In sum, each party will be permitted to call up to ten class factual witnesses at the trial to be selected as that party deems appropriate. However, such witnesses' testimony will be confined to the details surrounding the search, coupled with some background information which may assist the jury in determining their credibility. Absent from their testimony, however, will be any references to the ultimate outcome vis a vis the charged conduct, and what effect, if any, the strip search had on them.

3. Witness and Exhibit List

The parties shall exchange witness lists on or before May 15, 2009. Each party shall have the right to depose one or more or all of the other parties' proposed witnesses.
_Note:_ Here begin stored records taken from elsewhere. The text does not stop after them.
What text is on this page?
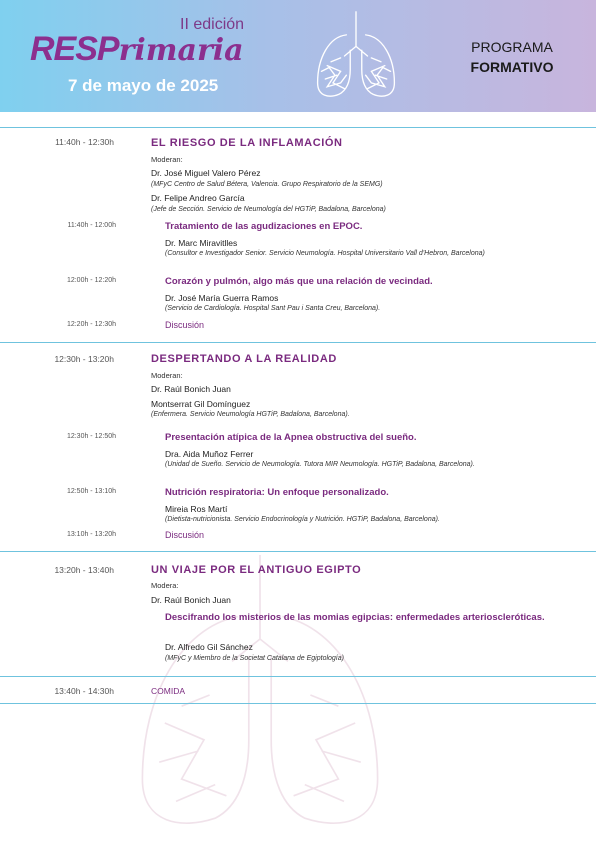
II edición
RESPrimaria
7 de mayo de 2025
PROGRAMA
FORMATIVO
11:40h - 12:30h	EL RIESGO DE LA INFLAMACIÓN
Moderan:
Dr. José Miguel Valero Pérez
(MFyC Centro de Salud Bétera, Valencia. Grupo Respiratorio de la SEMG)
Dr. Felipe Andreo García
(Jefe de Sección. Servicio de Neumología del HGTiP, Badalona, Barcelona)
11:40h - 12:00h	Tratamiento de las agudizaciones en EPOC.
Dr. Marc Miravitlles
(Consultor e Investigador Senior. Servicio Neumología. Hospital Universitario Vall d'Hebron, Barcelona)
12:00h - 12:20h	Corazón y pulmón, algo más que una relación de vecindad.
Dr. José María Guerra Ramos
(Servicio de Cardiología. Hospital Sant Pau i Santa Creu, Barcelona).
12:20h - 12:30h	Discusión
12:30h - 13:20h	DESPERTANDO A LA REALIDAD
Moderan:
Dr. Raúl Bonich Juan
Montserrat Gil Domínguez
(Enfermera. Servicio Neumología HGTiP, Badalona, Barcelona).
12:30h - 12:50h	Presentación atípica de la Apnea obstructiva del sueño.
Dra. Aida Muñoz Ferrer
(Unidad de Sueño. Servicio de Neumología. Tutora MIR Neumología. HGTiP, Badalona, Barcelona).
12:50h - 13:10h	Nutrición respiratoria: Un enfoque personalizado.
Mireia Ros Martí
(Dietista-nutricionista. Servicio Endocrinología y Nutrición. HGTiP, Badalona, Barcelona).
13:10h - 13:20h	Discusión
13:20h - 13:40h	UN VIAJE POR EL ANTIGUO EGIPTO
Modera:
Dr. Raúl Bonich Juan
Descifrando los misterios de las momias egipcias: enfermedades arterioscleróticas.
Dr. Alfredo Gil Sánchez
(MFyC y Miembro de la Societat Catalana de Egiptología)
13:40h - 14:30h	COMIDA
If either party intends to call an expert, the name of that expert, along with a copy of his or her report shall be furnished, on or before May 15, 2009, to opposing counsel consistent with the requirements of Rule 26 of the Federal Rules of Civil Procedure.

4. Trial Filings

The Court establishes the following schedule for filings prior to trial, dispensing with the usual deadlines set forth in its Individual Rules: (1) proposed voir dire, jury instructions, and verdict sheets shall be filed by July 31, 2009; (2) all in limine motions shall be fully briefed and filed no later than August 10, 2009; and (3) to the extent that the parties can agree to any facts, a statement of stipulated facts shall be filed no later than August 24, 2008.